A new study published in a prominent medical journal has established the startling revelation that piñatas suffer.

Popular at both children’s parties and misappropriated Cinco de Mayo “fiestas” alike, piñatas are a party mainstay, their short lifespans concluding with ceremonial destruction. But according to the medical journal Animacy, it may be more appropriate to consider this “severe blunt force trauma”.

“It really wasn’t supposed to be a full-scale study,” said lead researcher Adam Keller, explaining that the project only started after a happy hour got a little out of hand. “But once we got going, we conducted dozens of live-fire experiments on piñatas of all shapes and forms – classic donkey piñatas, political effigies, even bachelorette party dick-shaped piñatas. And the results are the same every time. Piñatas feel pain.”

“But we enjoy our work,” he added. “We definitely conducted more trials than were necessary.”

A once innocuous tradition – a creature is battered with a stick, pole, or even beach umbrella until its complete structural destruction, at which point its insides spill to the ground and are ingested by ravenous, giggling children – is now being called into question. The study has prompted soul-searching in at least some lifetime piñata fans.

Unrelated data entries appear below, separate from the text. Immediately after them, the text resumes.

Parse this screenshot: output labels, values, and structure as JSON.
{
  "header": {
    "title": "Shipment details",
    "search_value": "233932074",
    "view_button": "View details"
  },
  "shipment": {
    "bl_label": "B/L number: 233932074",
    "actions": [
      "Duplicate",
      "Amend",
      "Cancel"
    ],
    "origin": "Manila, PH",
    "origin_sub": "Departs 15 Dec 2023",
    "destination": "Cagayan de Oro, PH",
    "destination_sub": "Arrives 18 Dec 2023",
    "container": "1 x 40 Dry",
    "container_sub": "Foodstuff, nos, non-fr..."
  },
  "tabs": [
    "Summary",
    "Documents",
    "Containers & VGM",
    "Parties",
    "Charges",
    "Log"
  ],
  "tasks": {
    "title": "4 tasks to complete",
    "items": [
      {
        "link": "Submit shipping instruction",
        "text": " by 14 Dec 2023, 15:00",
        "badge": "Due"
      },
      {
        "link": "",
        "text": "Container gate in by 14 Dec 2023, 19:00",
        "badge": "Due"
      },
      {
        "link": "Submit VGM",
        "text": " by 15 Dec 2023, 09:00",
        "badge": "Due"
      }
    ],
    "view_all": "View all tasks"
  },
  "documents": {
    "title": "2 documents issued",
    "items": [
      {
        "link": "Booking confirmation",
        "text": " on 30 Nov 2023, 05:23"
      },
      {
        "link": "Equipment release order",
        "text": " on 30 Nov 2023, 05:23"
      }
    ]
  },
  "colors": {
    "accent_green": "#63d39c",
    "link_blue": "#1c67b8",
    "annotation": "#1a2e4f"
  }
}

“How can I continue to participate in a hobby that perpetuates pain and suffering of defenseless creatures?” asked Jennifer Green, founder of the fan collective known as “Piñheads”. “What kind of industry breeds thousands of creatures whose sole purpose in life is to meet an excruciating death, all for the enjoyment of humans?”

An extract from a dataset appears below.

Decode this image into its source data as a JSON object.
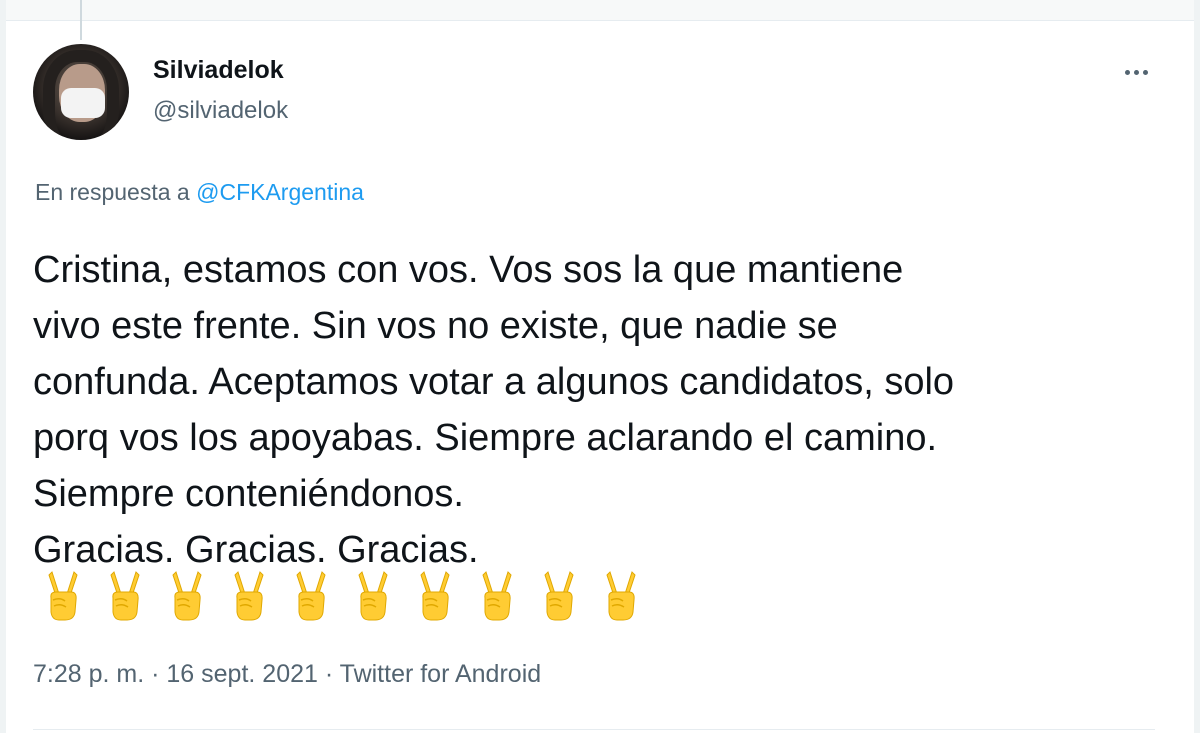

But not all Piñheads were in agreement. An informal polling of self-described piñata-smashers revealed about a 50/50 split between remorse and unashamed pride in the annihilation of a creature with no means of escape or defense, but only the ability to feel pain.

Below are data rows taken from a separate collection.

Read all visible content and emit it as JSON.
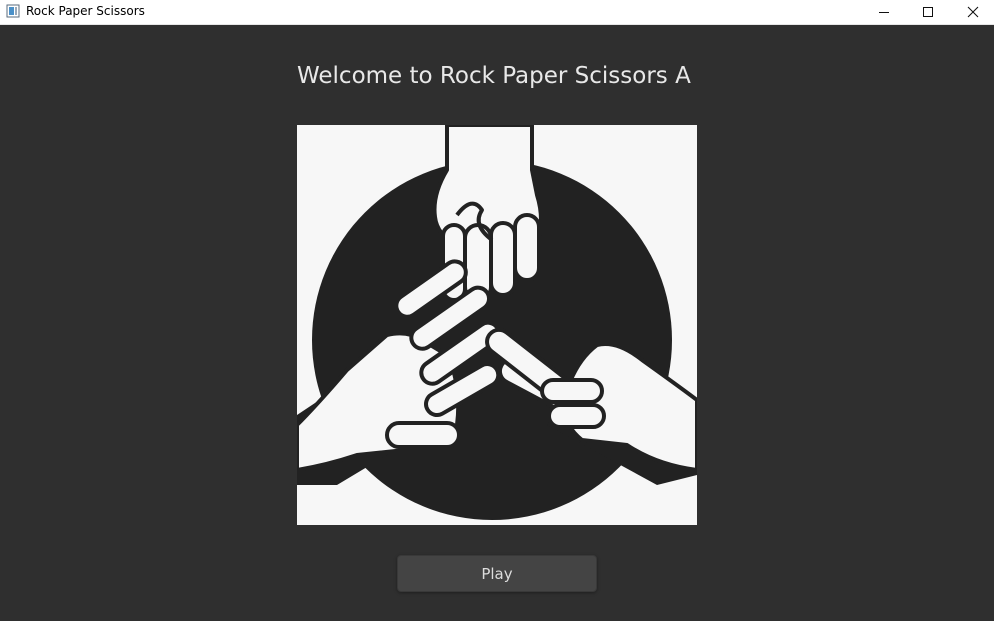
{
  "window": {
    "title": "Rock Paper Scissors",
    "controls": {
      "minimize": "minimize-icon",
      "maximize": "maximize-icon",
      "close": "close-icon"
    }
  },
  "main": {
    "welcome_text": "Welcome to Rock Paper Scissors A",
    "logo_icon": "rock-paper-scissors-hands-icon",
    "play_label": "Play"
  },
  "colors": {
    "background": "#2f2f2f",
    "titlebar": "#ffffff",
    "button": "#444444",
    "text": "#e8e8e8"
  }
}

“There’s nothing like the rush of slipping on that blindfold, winding up, and decapitating some poor sucker,” said Jeffrey Spektor”, a Piñhead who only joined the group after learning of the Animacy study. “My favorite technique is standing right under it and swinging from below. You can’t wind up as hard, so it usually takes a few swings. And it’s an awkward angle, so I miss sometimes too. But eventually, I’ll get in one good swing and watch it break open. And at that point, with cardboard bits and pieces flying across the yard, I enter a shower of candy, in the blood of my fallen foe, and I am truly at home.”

“Do you want to get in a swing or two? I guarantee you’ll love it,” he offered. “Even if the piñata doesn’t.”